Geochimica et Cosmochimica Acta
In Press, Journal Pre-proof, Available online 30 March 2024


“Samples collected from the surface/subsurface of C-type asteroid 162,173 Ryugu by the Hayabusa2 mission were nondestructively analyzed in three dimensions (3D). Seventy-three small particles (approximately 10–180 µm in size) were observed using X-ray nanotomography, with an effective spatial resolution of approximately 200 nm. Detailed descriptions of these samples in terms of mineralogy, petrology, and variations among particles were reported. The 57 most common particles consisted of a phyllosilicate matrix containing mineral grains, mainly magnetite, pyrrhotite, dolomite and apatite. The remaining particles were mostly monomineralic particles (pyrrhotite, dolomite, breunnerite, apatite, and Mg-Na phosphate) with two unique particles (calcite in a Al2Si2O5(OH)4 matrix, and CaCO3, phyllosilicate, and tochilinite-chronstedtite inclusions in a carbonaceous material matrix). The results confirmed that the samples correspond to Ivuna-type carbonaceous chondrites (CI chondrites) or related materials. Many small inclusions of voids and carbonaceous materials were detected in pyrrhotite, dolomite, breunnerite, and apatite. However, no fluid inclusions were observed, except for those in pyrrhotite that have already been reported. Magnetite exhibited a wide variety of morphologies, from irregular shapes (spherulites, framboids, plaquettes, and whiskers) to euhedral shapes (equants, rods, and cubes), along with transitional shapes. In contrast, the other minerals exhibit predominantly euhedral shapes (pyrrhotite: pseudo-hexagonal plates, dolomite: flattened rhombohedrons, breunnerite: largely flattened rhombohedrons, and apatite: hexagonal prisms) or aggregates of faceted crystals, except for Mg-Na phosphate. The matrices were heterogeneous with variable phyllosilicate particle sizes, Mg/Fe ratios, density (1.7 ± 0.2 g/cm3), nanoporosities (36 ± 9 %), and abundances of nanograins of Fe(-Ni) sulfides. The macroporosity of the particles was estimated as 12 ± 4 %.

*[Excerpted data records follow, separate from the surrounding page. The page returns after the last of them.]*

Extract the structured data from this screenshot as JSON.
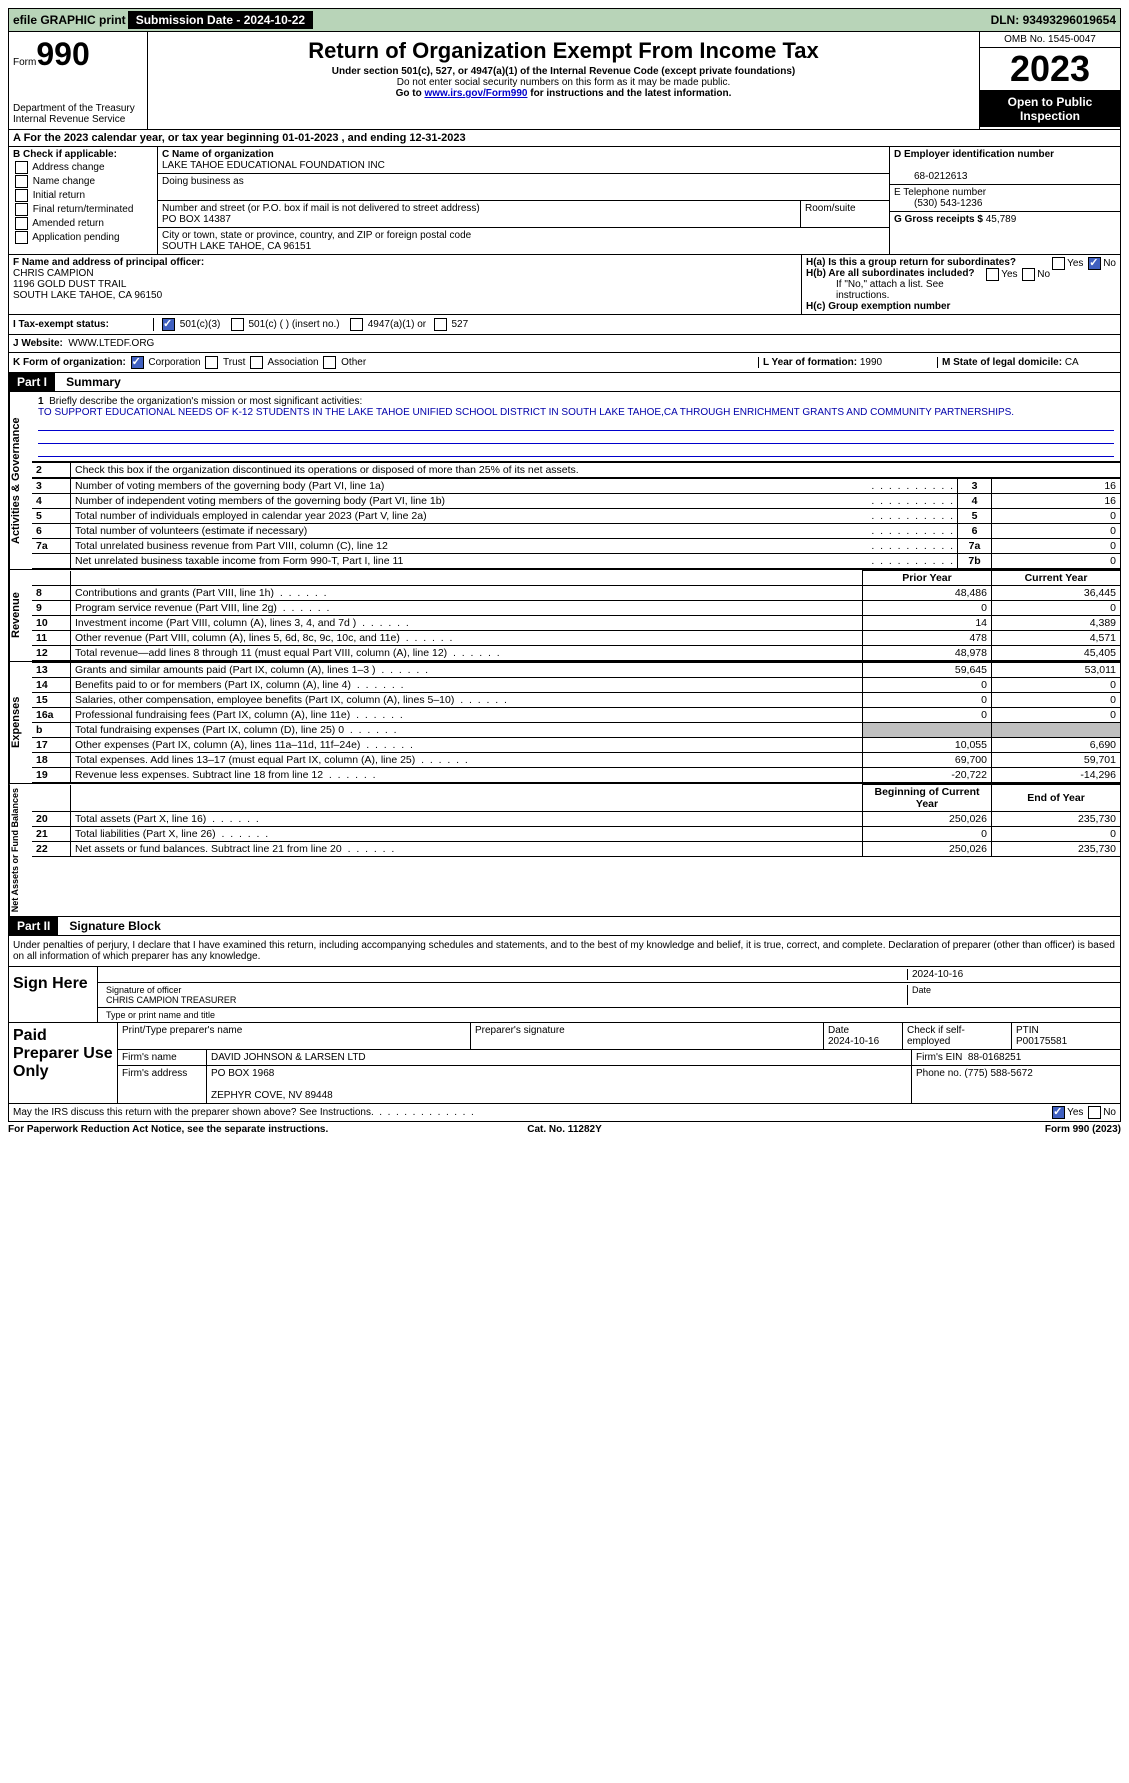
{
  "topbar": {
    "efile": "efile GRAPHIC print",
    "submission_label": "Submission Date - ",
    "submission_date": "2024-10-22",
    "dln_label": "DLN: ",
    "dln": "93493296019654"
  },
  "header": {
    "form_label": "Form",
    "form_num": "990",
    "dept": "Department of the Treasury\nInternal Revenue Service",
    "title": "Return of Organization Exempt From Income Tax",
    "subtitle": "Under section 501(c), 527, or 4947(a)(1) of the Internal Revenue Code (except private foundations)",
    "note1": "Do not enter social security numbers on this form as it may be made public.",
    "note2_pre": "Go to ",
    "note2_link": "www.irs.gov/Form990",
    "note2_post": " for instructions and the latest information.",
    "omb": "OMB No. 1545-0047",
    "year": "2023",
    "inspect": "Open to Public Inspection"
  },
  "row_a": "A For the 2023 calendar year, or tax year beginning 01-01-2023   , and ending 12-31-2023",
  "col_b": {
    "header": "B Check if applicable:",
    "items": [
      "Address change",
      "Name change",
      "Initial return",
      "Final return/terminated",
      "Amended return",
      "Application pending"
    ]
  },
  "col_c": {
    "name_label": "C Name of organization",
    "name": "LAKE TAHOE EDUCATIONAL FOUNDATION INC",
    "dba_label": "Doing business as",
    "dba": "",
    "street_label": "Number and street (or P.O. box if mail is not delivered to street address)",
    "street": "PO BOX 14387",
    "room_label": "Room/suite",
    "room": "",
    "city_label": "City or town, state or province, country, and ZIP or foreign postal code",
    "city": "SOUTH LAKE TAHOE, CA  96151"
  },
  "col_d": {
    "ein_label": "D Employer identification number",
    "ein": "68-0212613",
    "tel_label": "E Telephone number",
    "tel": "(530) 543-1236",
    "gross_label": "G Gross receipts $ ",
    "gross": "45,789"
  },
  "officer": {
    "label": "F Name and address of principal officer:",
    "name": "CHRIS CAMPION",
    "street": "1196 GOLD DUST TRAIL",
    "city": "SOUTH LAKE TAHOE, CA  96150",
    "ha": "H(a) Is this a group return for subordinates?",
    "hb": "H(b) Are all subordinates included?",
    "hb_note": "If \"No,\" attach a list. See instructions.",
    "hc": "H(c) Group exemption number",
    "yes": "Yes",
    "no": "No"
  },
  "tax": {
    "label": "I   Tax-exempt status:",
    "opt1": "501(c)(3)",
    "opt2": "501(c) (  ) (insert no.)",
    "opt3": "4947(a)(1) or",
    "opt4": "527"
  },
  "website": {
    "label": "J   Website:",
    "value": "WWW.LTEDF.ORG"
  },
  "org_form": {
    "k_label": "K Form of organization:",
    "corp": "Corporation",
    "trust": "Trust",
    "assoc": "Association",
    "other": "Other",
    "l_label": "L Year of formation: ",
    "l_val": "1990",
    "m_label": "M State of legal domicile: ",
    "m_val": "CA"
  },
  "part1": {
    "header": "Part I",
    "title": "Summary",
    "section_ag": "Activities & Governance",
    "section_rev": "Revenue",
    "section_exp": "Expenses",
    "section_net": "Net Assets or Fund Balances",
    "line1_label": "Briefly describe the organization's mission or most significant activities:",
    "line1_text": "TO SUPPORT EDUCATIONAL NEEDS OF K-12 STUDENTS IN THE LAKE TAHOE UNIFIED SCHOOL DISTRICT IN SOUTH LAKE TAHOE,CA THROUGH ENRICHMENT GRANTS AND COMMUNITY PARTNERSHIPS.",
    "line2": "Check this box      if the organization discontinued its operations or disposed of more than 25% of its net assets.",
    "lines_ag": [
      {
        "n": "3",
        "d": "Number of voting members of the governing body (Part VI, line 1a)",
        "b": "3",
        "v": "16"
      },
      {
        "n": "4",
        "d": "Number of independent voting members of the governing body (Part VI, line 1b)",
        "b": "4",
        "v": "16"
      },
      {
        "n": "5",
        "d": "Total number of individuals employed in calendar year 2023 (Part V, line 2a)",
        "b": "5",
        "v": "0"
      },
      {
        "n": "6",
        "d": "Total number of volunteers (estimate if necessary)",
        "b": "6",
        "v": "0"
      },
      {
        "n": "7a",
        "d": "Total unrelated business revenue from Part VIII, column (C), line 12",
        "b": "7a",
        "v": "0"
      },
      {
        "n": "",
        "d": "Net unrelated business taxable income from Form 990-T, Part I, line 11",
        "b": "7b",
        "v": "0"
      }
    ],
    "col_prior": "Prior Year",
    "col_current": "Current Year",
    "lines_rev": [
      {
        "n": "8",
        "d": "Contributions and grants (Part VIII, line 1h)",
        "p": "48,486",
        "c": "36,445"
      },
      {
        "n": "9",
        "d": "Program service revenue (Part VIII, line 2g)",
        "p": "0",
        "c": "0"
      },
      {
        "n": "10",
        "d": "Investment income (Part VIII, column (A), lines 3, 4, and 7d )",
        "p": "14",
        "c": "4,389"
      },
      {
        "n": "11",
        "d": "Other revenue (Part VIII, column (A), lines 5, 6d, 8c, 9c, 10c, and 11e)",
        "p": "478",
        "c": "4,571"
      },
      {
        "n": "12",
        "d": "Total revenue—add lines 8 through 11 (must equal Part VIII, column (A), line 12)",
        "p": "48,978",
        "c": "45,405"
      }
    ],
    "lines_exp": [
      {
        "n": "13",
        "d": "Grants and similar amounts paid (Part IX, column (A), lines 1–3 )",
        "p": "59,645",
        "c": "53,011"
      },
      {
        "n": "14",
        "d": "Benefits paid to or for members (Part IX, column (A), line 4)",
        "p": "0",
        "c": "0"
      },
      {
        "n": "15",
        "d": "Salaries, other compensation, employee benefits (Part IX, column (A), lines 5–10)",
        "p": "0",
        "c": "0"
      },
      {
        "n": "16a",
        "d": "Professional fundraising fees (Part IX, column (A), line 11e)",
        "p": "0",
        "c": "0"
      },
      {
        "n": "b",
        "d": "Total fundraising expenses (Part IX, column (D), line 25) 0",
        "p": "",
        "c": "",
        "grey": true
      },
      {
        "n": "17",
        "d": "Other expenses (Part IX, column (A), lines 11a–11d, 11f–24e)",
        "p": "10,055",
        "c": "6,690"
      },
      {
        "n": "18",
        "d": "Total expenses. Add lines 13–17 (must equal Part IX, column (A), line 25)",
        "p": "69,700",
        "c": "59,701"
      },
      {
        "n": "19",
        "d": "Revenue less expenses. Subtract line 18 from line 12",
        "p": "-20,722",
        "c": "-14,296"
      }
    ],
    "col_begin": "Beginning of Current Year",
    "col_end": "End of Year",
    "lines_net": [
      {
        "n": "20",
        "d": "Total assets (Part X, line 16)",
        "p": "250,026",
        "c": "235,730"
      },
      {
        "n": "21",
        "d": "Total liabilities (Part X, line 26)",
        "p": "0",
        "c": "0"
      },
      {
        "n": "22",
        "d": "Net assets or fund balances. Subtract line 21 from line 20",
        "p": "250,026",
        "c": "235,730"
      }
    ]
  },
  "part2": {
    "header": "Part II",
    "title": "Signature Block",
    "declaration": "Under penalties of perjury, I declare that I have examined this return, including accompanying schedules and statements, and to the best of my knowledge and belief, it is true, correct, and complete. Declaration of preparer (other than officer) is based on all information of which preparer has any knowledge.",
    "sign_here": "Sign Here",
    "sig_officer": "Signature of officer",
    "sig_date_label": "Date",
    "sig_date": "2024-10-16",
    "sig_name": "CHRIS CAMPION  TREASURER",
    "sig_type": "Type or print name and title",
    "paid_label": "Paid Preparer Use Only",
    "prep_name_label": "Print/Type preparer's name",
    "prep_name": "",
    "prep_sig_label": "Preparer's signature",
    "prep_date_label": "Date",
    "prep_date": "2024-10-16",
    "prep_check": "Check      if self-employed",
    "ptin_label": "PTIN",
    "ptin": "P00175581",
    "firm_name_label": "Firm's name",
    "firm_name": "DAVID JOHNSON & LARSEN LTD",
    "firm_ein_label": "Firm's EIN",
    "firm_ein": "88-0168251",
    "firm_addr_label": "Firm's address",
    "firm_addr1": "PO BOX 1968",
    "firm_addr2": "ZEPHYR COVE, NV  89448",
    "phone_label": "Phone no. ",
    "phone": "(775) 588-5672",
    "discuss": "May the IRS discuss this return with the preparer shown above? See Instructions.",
    "yes": "Yes",
    "no": "No"
  },
  "footer": {
    "left": "For Paperwork Reduction Act Notice, see the separate instructions.",
    "mid": "Cat. No. 11282Y",
    "right": "Form 990 (2023)"
  }
}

The observed textural relationships among the minerals suggest a precipitation sequence of: magnetite (spherulite → plaquette/framboid → rod/equant) → pyrrhotite (pentlandite → pyrrhotite) → apatite  → dolomite  → breunnerite → coarse phyllosilicates. Fe-bearing olivine (or low-Ca pyroxene) might have precipitated later than dolomite, indicating a high Mg activity in the aqueous solution. This precipitation sequence corresponds to a transition from irregular crystal forms (as seen in some magnetite) to regular forms of euhedral crystals (observed in some magnetite and other minerals). Based on the precipitation sequence and mineral morphologies, together with previously reported observations, a model for aqueous alteration in the Ryugu parent body was proposed as follows: CO2-H2O ice, amorphous silicates (GEMS-like material), and some minerals (mostly metal, sulfides, and anhydrous silicates) accumulated to form the parent body of Ryugu. Amorphous silicates and Fe-Ni metal quickly dissolved into the melted ice to form a highly supersaturated aqueous solution. Poorly-crystalized phyllosilicate and spherulitic magnetite precipitated first, followed by plaquette/framboidal magnetites with decreasing degree of supersaturation due to precipitation. Pseudo-hexagonal pyrrhotite plates were formed by dissolution and reprecipitation under relatively low supersaturation. Subsequently, apatite, dolomite, and breunnerite precipitated in this order in response to decreasing supersaturation.”